Louisiana has a storied history of hurricanes tropical storms, and heavy rainfall events that have had dire impacts in the coastal communities, where much of the state’s population and infrastructure reside. A Coastal Resilience Center of Excellence (CRC) project, based at Louisiana State University (LSU), aims to formalize teaching students about management of disaster events like these and the science behind those disasters.

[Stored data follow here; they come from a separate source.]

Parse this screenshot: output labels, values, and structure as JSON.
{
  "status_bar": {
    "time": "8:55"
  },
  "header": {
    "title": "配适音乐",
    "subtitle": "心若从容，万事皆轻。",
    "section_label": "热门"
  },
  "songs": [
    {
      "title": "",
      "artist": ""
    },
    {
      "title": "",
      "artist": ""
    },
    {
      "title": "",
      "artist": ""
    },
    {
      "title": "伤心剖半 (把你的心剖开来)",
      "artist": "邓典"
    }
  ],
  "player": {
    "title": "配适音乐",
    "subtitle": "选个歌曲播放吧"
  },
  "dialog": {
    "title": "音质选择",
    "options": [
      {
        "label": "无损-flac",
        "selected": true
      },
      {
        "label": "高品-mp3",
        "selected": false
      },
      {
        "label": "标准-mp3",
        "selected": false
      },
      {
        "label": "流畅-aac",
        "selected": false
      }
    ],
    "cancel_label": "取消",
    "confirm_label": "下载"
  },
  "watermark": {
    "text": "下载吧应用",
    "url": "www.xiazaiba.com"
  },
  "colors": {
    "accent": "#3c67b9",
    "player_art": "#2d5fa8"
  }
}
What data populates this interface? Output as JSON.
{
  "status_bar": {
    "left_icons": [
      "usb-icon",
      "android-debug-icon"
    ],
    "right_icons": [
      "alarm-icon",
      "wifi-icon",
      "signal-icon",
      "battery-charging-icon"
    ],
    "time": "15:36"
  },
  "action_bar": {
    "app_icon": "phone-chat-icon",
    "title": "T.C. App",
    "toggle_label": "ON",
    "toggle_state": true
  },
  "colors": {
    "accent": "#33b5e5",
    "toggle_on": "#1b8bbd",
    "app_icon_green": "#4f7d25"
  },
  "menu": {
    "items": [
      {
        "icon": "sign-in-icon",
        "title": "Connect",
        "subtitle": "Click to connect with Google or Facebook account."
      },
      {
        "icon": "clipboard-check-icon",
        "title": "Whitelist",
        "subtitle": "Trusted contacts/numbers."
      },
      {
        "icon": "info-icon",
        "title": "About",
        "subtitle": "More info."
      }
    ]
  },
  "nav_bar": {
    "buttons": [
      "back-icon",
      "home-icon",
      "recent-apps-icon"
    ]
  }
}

Dr. Barry Keim, a Professor in the Louisiana State University Department of Geography and Anthropology, leads an education project called “LSU’s Disaster Science and Management Program.” Dr. Keim, who is also the Louisiana State Climatologist, will focus on institutionalizing an existing education program by making it an integral part of the Geography degree program. Dr. Alan W. Black, an Assistant Professor of Research in the Department of Geography & Anthropology, also manages and teaches in the program.
As an end result, both bachelor’s of arts and bachelor’s of science degrees will include a concentration from the Disaster Science and Management Program (DSM), and the courses will be offered as a minor to students with majors in other departments. For the first eight years of its existence, the program had no home department.
Dr. Keim also hopes to enhance an existing relationship with Baton Rouge Community College (BRCC), which offers an Emergency Management program. That relationship would include easing credit transfers for students entering LSU from BRCC to continue the BA or BS degree.
“Louisiana’s propensity for natural disasters – including hurricanes Katrina, Rita, Gustav, Ike and Isaac – demonstrates a clear need for a robust disaster science and management program in the region,” Dr. Keim said. “We intend to build a curriculum that is a mix of on-campus and online courses, and will build on the past successes of the student internship program.”
The program officially commenced as part of the Geography Department in the 2016 fall semester. Classes include “Hazards, Disasters and the Environment,” “Fundamentals in Emergency Management” and “Hazard Risk Reduction,” as well as technique courses in the Geographic Information System (GIS) and remote sensing. An average of more than 140 students have been enrolled in the program over the last four semesters.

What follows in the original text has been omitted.